Guinea (Security threat level – 4): On 24 October 2020, the head of the Electoral Commission declared that President Alpha Conde has won reelection in the first round with 59.49% of the vote. His opponent — Cellou Dalein Dialo — won 33.5% of the vote. Reports indicate that following the announcement the streets of Conakry were deserted, with police checkpoints set up at access points to the city center. Police officers have also surrounded the home of Dialo.

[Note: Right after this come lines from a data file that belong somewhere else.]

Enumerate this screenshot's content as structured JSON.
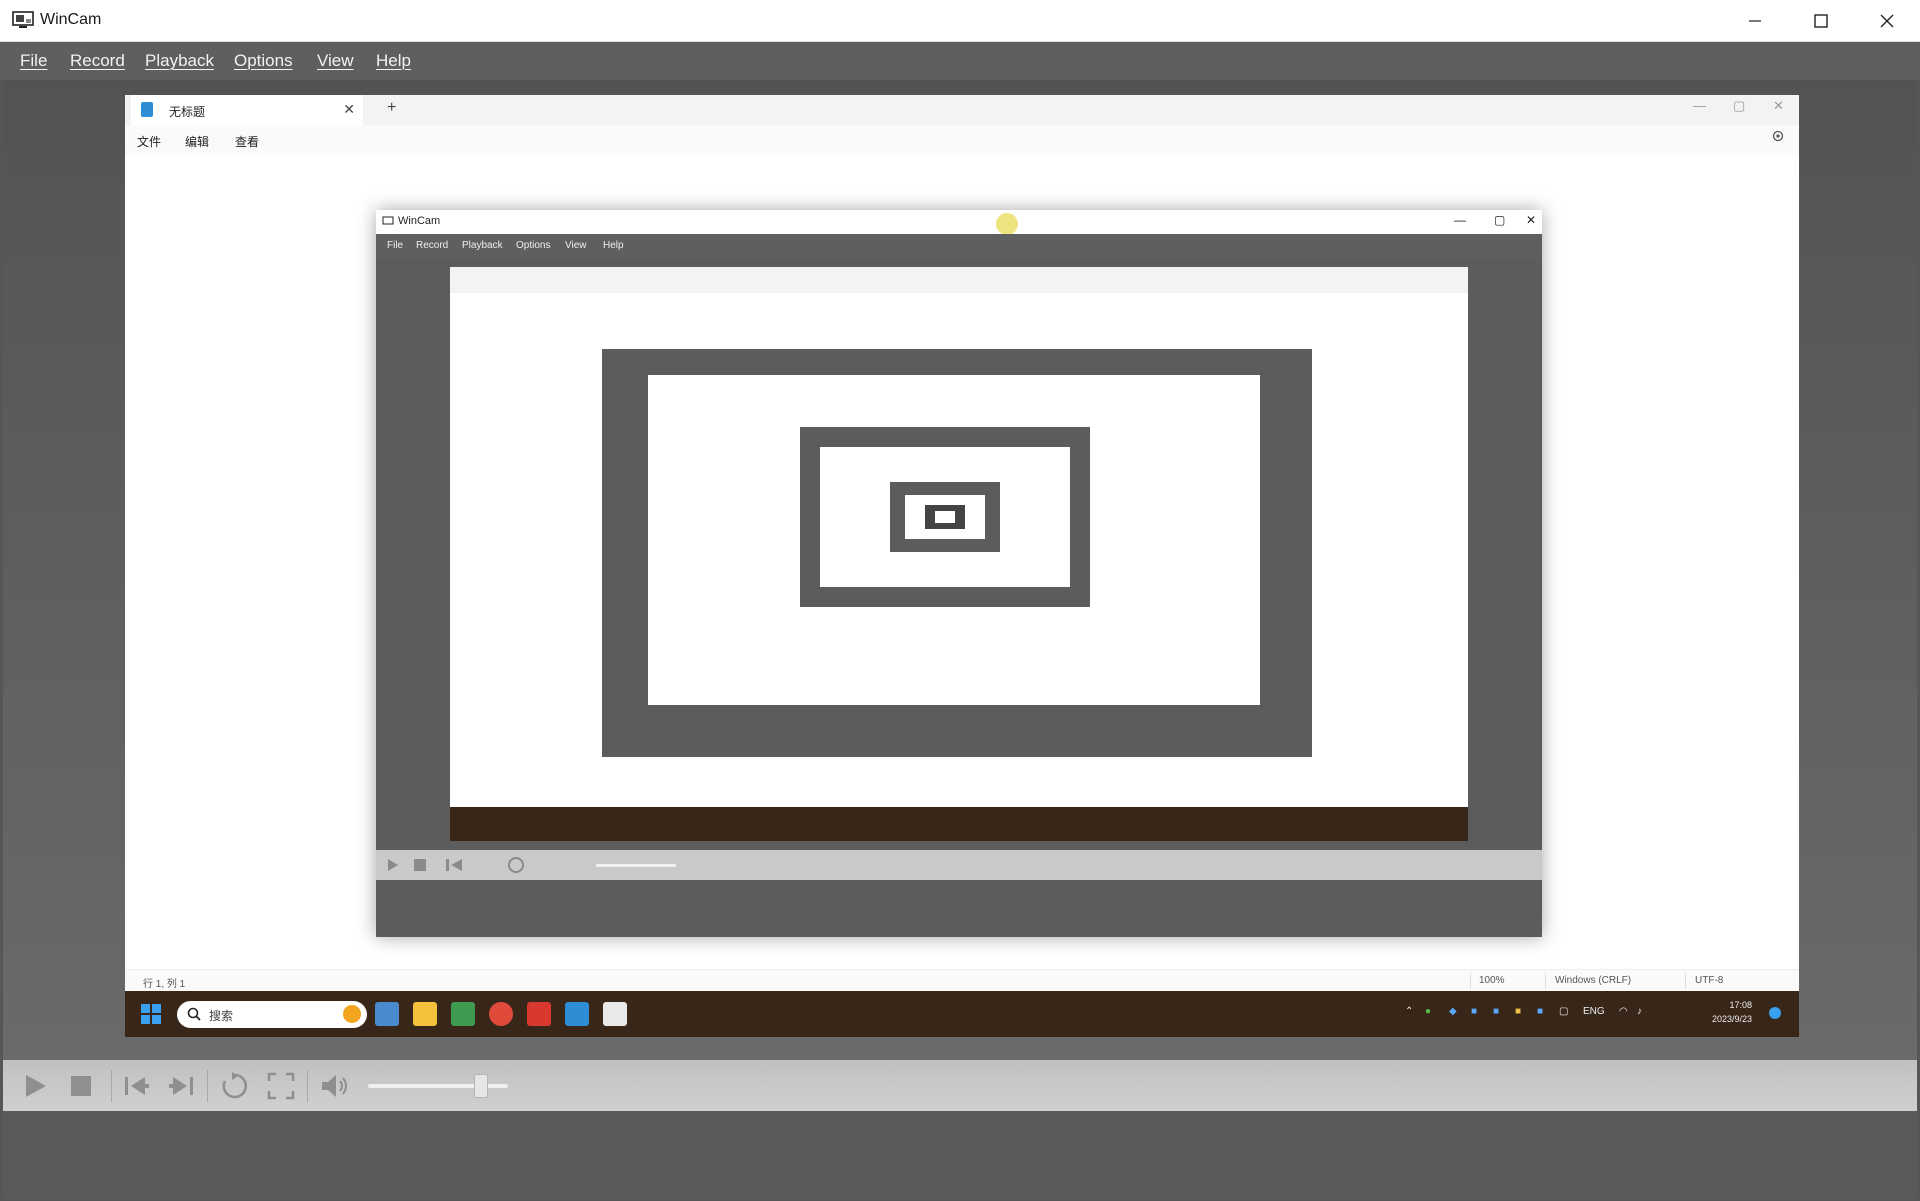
{
  "window": {
    "title": "WinCam"
  },
  "menu": [
    "File",
    "Record",
    "Playback",
    "Options",
    "View",
    "Help"
  ],
  "capture": {
    "notepad": {
      "tab_title": "无标题",
      "menu": [
        "文件",
        "编辑",
        "查看"
      ],
      "status": {
        "position": "行 1, 列 1",
        "zoom": "100%",
        "line_ending": "Windows (CRLF)",
        "encoding": "UTF-8"
      }
    },
    "taskbar": {
      "search_placeholder": "搜索",
      "tray_lang": "ENG",
      "time": "17:08",
      "date": "2023/9/23"
    },
    "nested_wincam": {
      "title": "WinCam",
      "menu": [
        "File",
        "Record",
        "Playback",
        "Options",
        "View",
        "Help"
      ]
    }
  },
  "controls": {
    "buttons": [
      "play-icon",
      "stop-icon",
      "skip-back-icon",
      "skip-forward-icon",
      "loop-icon",
      "fullscreen-icon",
      "volume-icon"
    ],
    "volume_level": 0.8
  },
  "colors": {
    "menubar": "#5f5f5f",
    "taskbar": "#382619",
    "controlbar": "#c8c8c8"
  }
}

Nigeria (Security threat level – 5): As of 26 October 2020, unrest continues across parts of Nigeria. Security personnel are struggling to prevent individuals from looting government warehouses and politicians’ private homes. These individuals are looting food stockpiles reportedly intended for COVID-19 relief, although never distributed. Reports indicate that police officers in the capital Abuja fired live ammunition into the air and deployed tear gas to prevent residents from entering one such warehouse. In Calabar, individuals raided the homes of local politicians perceived to contain such relief stockpiles. Meanwhile, authorities continue to adjust curfew measures. Authorities in Kwara state imposed a lockdown in the Ilorin metropolis due to reports of looting, while officials in Adamawa state imposed a 24-hour curfew across the entire state.
Elsewhere in Nigeria, unidentified gunmen attacked Lingyado village in the Maru Local government area — which is located in Zamfara state approximately 390 km (240 mi) north-northwest of Abuja — and kidnapped the district head and four others. Security personnel stationed nearby managed to avert additional kidnappings. Authorities are currently searching for the abductees. The gunmen have not been identified. Authorities recently deployed additional security personnel to Zamfara state amid a rise in bandit activity.
Côte d’Ivoire (Security threat level – 4): On 25 October 2020, the U.S. Embassy in Abidjan issued a Demonstration Alert that reads in part as follows: “There have been calls for escalated acts of civil disobedience — including road blockages, traffic disruptions, and demonstrations — to take place throughout Cote d’Ivoire starting on Monday, October 26. The U.S. Embassy recommends U.S. citizens avoid large crowds and remain vigilant.”
Jordan (Security threat level – 3): On 25 October 2020, the U.K. Foreign, Commonwealth and Development Office (FCDO) issued an update to its travel advice for Jordan, which reads in part as follows: “As part of measures announced by the Government on 22 October, a curfew will be in place every Thursday 11pm to Saturday 6am until the end of the year, across Jordan. The timings can change and be announced at short notice. You should adhere to the curfew. You are not permitted to leave your accommodation during the curfew.”
Oman (Security threat level – 2): On 26 October 2020, the U.K. Foreign, Commonwealth and Development Office (FCDO) issued updated travel advice for Oman, which reads in part as follows: “If you are staying in Oman for more than 7 days, you will also be required (if you are over the age of 15) to wear a tracking bracelet for the period of your self-isolation. There is a charge (also payable through the Tarassud+ application) of 6 Omani Riyals for the bracelet, and you may be charged a small additional fee to have the bracelet removed.”